Data Analytics and Population Health – Keys to the Transition to Payment for Quality and Cost Effectiveness

By: Paul R. DeMuro

In 1854, John Snow helped solve a public health problem by concluding that the cause of cholera in London was primarily from people drinking water from the pump on Broad Street which had the bacterium that caused cholera. He interviewed people, drew a map with black marks for each death and concluded that the center of the affected area was the Broad Street pump. The brewery workers across the street from the pump were by and large fine as they drank the liquor provided by their employer and generally did not drink water from the pump.

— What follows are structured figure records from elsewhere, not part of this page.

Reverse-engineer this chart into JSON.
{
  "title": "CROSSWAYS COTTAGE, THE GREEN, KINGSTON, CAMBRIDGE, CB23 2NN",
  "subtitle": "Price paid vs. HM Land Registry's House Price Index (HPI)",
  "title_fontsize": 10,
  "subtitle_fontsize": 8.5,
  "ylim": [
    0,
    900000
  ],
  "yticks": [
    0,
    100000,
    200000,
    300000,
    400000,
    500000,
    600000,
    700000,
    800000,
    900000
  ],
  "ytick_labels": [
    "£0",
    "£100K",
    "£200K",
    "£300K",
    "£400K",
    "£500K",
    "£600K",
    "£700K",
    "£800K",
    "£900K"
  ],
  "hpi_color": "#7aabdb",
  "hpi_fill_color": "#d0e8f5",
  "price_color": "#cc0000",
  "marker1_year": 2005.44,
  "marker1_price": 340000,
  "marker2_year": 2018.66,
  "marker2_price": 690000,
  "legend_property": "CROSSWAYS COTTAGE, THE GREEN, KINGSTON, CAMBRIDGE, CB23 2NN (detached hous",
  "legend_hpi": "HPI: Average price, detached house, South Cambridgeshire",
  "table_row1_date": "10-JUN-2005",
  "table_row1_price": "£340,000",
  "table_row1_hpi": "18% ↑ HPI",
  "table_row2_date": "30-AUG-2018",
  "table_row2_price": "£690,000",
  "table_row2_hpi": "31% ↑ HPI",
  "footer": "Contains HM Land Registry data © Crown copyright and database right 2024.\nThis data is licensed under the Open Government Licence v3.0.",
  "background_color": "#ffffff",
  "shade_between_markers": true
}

What does John Snow have to do with Population Health, particularly today? Well, his finding of epidemiology as a field of modern sciences used data analytics. Dr. Snow did not know about Big Data, Data Analytics, Precision or Personalized Medicine, and Predictive Analytics. He did not have a personal computer, a laptop, or even a smart phone. He painstakingly interviewed people, drew a map, and tested his theories.

Much of Dr. Snow’s work is relevant to the Population Health of today, Data Analytics, and Predictive Analytics. Dr. Snow was concerned with the health of the population. He used a form of data analytics to determine the cause of cholera for the individuals who contracted it. He was able to predict who would get cholera.